After the traditional turkey coma, there’s nothing like a comfortable chair and a good book. For me, this week has been mainly about mysteries, all of very different kinds: a 1920s ghost story (or, rather, “ghost” story), a modern Scottish police procedural, and a Victorian with the suggestion of a paranormal element.
— Georgette Heyer’s Footsteps in the Dark, in which three siblings inherit a “haunted” house, and, in the company of their eccentric aunt, attempt to move in, despite the ghostly– or just ghastly?– phantom monk determined to roust them out. I wanted to love this book. An old abbey! Ghosts! Heyer! While it wasn’t bad, it felt like it fell uncomfortably between drawing room comedy, mystery, and ghost story, and never quite made up its mind which it wanted to be.

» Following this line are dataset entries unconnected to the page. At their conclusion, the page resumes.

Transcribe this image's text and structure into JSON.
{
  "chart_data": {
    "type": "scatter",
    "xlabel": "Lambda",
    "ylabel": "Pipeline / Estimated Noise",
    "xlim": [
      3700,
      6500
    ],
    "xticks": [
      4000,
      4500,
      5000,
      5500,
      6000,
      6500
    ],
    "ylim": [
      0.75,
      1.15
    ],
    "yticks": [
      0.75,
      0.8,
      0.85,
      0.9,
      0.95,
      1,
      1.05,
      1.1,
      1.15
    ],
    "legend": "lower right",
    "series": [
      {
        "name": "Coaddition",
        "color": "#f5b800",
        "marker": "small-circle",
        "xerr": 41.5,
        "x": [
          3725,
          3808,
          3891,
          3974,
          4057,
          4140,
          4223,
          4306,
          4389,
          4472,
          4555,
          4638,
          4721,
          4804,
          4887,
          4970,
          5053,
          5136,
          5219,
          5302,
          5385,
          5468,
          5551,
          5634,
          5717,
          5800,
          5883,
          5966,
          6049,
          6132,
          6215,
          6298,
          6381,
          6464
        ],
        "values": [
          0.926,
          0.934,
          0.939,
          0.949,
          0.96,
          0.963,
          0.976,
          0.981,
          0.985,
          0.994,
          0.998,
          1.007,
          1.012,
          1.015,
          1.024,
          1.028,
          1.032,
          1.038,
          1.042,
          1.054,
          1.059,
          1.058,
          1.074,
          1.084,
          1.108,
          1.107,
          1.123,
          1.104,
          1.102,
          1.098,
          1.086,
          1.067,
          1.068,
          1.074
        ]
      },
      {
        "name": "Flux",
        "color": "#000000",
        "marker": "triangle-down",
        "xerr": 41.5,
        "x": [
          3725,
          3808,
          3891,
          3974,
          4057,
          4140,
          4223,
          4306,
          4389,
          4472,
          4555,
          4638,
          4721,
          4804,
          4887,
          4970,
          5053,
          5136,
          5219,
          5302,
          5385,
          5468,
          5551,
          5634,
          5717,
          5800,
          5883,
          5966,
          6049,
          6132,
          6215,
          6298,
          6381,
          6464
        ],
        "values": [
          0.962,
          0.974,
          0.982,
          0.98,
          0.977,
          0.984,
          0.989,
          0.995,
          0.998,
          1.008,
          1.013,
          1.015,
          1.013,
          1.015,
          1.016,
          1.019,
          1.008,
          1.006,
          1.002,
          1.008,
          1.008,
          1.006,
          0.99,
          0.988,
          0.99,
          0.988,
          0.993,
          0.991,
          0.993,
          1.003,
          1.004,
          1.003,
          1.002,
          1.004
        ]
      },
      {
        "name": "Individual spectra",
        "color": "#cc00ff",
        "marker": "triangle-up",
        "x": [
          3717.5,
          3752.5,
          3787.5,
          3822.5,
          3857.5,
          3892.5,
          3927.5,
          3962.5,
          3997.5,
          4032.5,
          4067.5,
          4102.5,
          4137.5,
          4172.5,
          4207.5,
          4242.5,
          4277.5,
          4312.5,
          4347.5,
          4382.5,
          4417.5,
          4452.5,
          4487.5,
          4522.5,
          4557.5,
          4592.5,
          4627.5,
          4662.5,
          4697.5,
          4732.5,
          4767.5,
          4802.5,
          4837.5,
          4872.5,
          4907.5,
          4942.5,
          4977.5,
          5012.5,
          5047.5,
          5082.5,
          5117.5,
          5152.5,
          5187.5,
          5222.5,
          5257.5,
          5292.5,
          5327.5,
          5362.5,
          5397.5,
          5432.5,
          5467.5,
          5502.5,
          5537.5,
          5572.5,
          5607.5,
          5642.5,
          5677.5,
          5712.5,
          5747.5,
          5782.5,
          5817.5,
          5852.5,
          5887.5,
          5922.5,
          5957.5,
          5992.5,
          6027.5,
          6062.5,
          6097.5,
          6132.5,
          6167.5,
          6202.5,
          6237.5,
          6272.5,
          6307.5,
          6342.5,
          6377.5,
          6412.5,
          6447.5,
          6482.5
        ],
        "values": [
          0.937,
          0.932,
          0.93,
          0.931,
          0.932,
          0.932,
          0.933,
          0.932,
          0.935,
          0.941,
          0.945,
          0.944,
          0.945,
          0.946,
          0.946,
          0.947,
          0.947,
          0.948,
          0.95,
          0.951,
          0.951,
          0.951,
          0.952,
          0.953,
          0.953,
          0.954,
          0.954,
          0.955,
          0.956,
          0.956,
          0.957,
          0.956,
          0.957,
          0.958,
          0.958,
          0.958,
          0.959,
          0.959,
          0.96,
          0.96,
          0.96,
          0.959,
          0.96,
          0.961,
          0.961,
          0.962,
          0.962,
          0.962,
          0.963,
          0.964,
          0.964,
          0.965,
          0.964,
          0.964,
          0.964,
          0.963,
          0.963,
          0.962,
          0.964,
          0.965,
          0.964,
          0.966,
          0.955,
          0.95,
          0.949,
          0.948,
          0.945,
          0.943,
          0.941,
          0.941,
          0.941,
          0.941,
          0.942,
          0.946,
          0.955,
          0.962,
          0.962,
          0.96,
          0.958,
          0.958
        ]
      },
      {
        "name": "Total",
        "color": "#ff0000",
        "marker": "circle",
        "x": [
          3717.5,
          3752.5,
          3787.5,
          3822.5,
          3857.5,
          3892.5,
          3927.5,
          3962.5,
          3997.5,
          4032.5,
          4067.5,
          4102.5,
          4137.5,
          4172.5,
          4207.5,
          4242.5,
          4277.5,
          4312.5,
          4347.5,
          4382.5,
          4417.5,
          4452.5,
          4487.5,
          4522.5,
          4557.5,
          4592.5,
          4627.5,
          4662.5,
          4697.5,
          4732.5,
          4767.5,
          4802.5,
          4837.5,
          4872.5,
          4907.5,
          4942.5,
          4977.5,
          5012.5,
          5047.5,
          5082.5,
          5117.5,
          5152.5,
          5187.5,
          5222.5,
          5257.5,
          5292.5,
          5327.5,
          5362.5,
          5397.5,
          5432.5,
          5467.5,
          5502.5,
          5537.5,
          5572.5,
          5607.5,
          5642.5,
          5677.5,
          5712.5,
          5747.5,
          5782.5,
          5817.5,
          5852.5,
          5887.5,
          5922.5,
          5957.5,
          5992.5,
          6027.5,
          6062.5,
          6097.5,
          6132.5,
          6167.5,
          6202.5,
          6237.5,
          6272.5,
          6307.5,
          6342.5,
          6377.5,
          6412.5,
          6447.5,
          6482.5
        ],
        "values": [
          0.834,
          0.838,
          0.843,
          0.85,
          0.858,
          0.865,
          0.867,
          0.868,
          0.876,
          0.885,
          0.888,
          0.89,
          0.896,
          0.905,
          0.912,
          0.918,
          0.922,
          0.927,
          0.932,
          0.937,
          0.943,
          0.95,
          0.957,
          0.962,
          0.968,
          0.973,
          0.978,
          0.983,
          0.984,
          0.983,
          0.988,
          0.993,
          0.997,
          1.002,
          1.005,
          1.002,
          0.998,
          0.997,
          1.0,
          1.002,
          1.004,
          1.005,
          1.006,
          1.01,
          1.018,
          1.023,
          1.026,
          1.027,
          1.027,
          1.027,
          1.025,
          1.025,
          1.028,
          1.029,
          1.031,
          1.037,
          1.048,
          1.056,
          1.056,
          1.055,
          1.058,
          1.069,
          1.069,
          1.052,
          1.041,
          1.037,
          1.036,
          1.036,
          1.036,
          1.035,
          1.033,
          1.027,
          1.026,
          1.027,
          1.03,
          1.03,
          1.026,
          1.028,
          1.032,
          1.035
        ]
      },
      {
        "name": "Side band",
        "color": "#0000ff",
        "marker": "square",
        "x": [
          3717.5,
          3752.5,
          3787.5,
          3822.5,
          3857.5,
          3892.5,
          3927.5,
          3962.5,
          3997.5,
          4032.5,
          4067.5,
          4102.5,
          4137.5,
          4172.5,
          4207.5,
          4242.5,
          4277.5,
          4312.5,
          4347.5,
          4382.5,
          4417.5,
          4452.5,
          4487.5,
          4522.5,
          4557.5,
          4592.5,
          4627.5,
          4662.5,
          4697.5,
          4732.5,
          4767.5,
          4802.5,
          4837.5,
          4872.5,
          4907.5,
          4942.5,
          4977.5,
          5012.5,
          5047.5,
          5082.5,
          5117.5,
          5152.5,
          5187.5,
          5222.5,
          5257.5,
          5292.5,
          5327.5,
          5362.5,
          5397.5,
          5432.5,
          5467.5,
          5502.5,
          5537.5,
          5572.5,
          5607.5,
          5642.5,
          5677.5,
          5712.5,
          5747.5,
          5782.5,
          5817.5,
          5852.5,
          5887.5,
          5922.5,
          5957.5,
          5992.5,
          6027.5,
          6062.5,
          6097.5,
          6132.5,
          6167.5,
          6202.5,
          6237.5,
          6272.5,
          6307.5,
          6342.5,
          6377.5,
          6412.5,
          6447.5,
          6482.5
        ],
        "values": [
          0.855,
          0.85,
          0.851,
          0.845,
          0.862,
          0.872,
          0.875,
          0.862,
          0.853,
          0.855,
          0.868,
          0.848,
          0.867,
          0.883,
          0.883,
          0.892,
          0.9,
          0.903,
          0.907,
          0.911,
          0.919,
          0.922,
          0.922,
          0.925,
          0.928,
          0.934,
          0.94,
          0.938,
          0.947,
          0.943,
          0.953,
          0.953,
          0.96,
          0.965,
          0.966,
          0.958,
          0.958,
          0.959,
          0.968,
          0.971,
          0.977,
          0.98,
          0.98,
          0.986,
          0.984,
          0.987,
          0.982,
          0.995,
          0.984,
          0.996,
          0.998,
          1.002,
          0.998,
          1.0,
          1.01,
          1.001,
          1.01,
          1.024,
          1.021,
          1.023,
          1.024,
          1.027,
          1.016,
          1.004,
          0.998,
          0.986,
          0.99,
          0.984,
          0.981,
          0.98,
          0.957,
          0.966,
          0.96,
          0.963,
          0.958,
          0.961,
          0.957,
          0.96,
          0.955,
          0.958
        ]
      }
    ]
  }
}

I think, had I gone in thinking of it as a mystery rather than as a ghost story, I would have liked it much better.
— Peter May’s The Blackhouse, in which a policeman returns to his home island to solve the gruesome murder of a man who bullied him as a child and is forced to confront the suppressed remnants of his own past. If you like the darker sort of police procedural, this is for you. It’s brilliantly done, unraveling the pieces bit by bit as you get deeper into the hero’s tangled past, which turns out to be the key to the murder in the present. It’s also an evocative picture of island life in one of the more remote parts of Scotland.
— Barbara Michael’s The Wizard’s Daughter, in which an orphaned girl adrift in 1880s London is swept up by an eccentric duchess on the theory that the girl is the daughter of a missing medium and the inheritor of his psychic powers. This was never one of my favorite Barbara Michaels novels (it’s a bit too self-mocking), but re-reading it brought home to be me that there are times when even a lesser Barbara Michaels can be better than the best of anything else. There are so few people who write with such entirely engaging prose.
What have you been reading this week?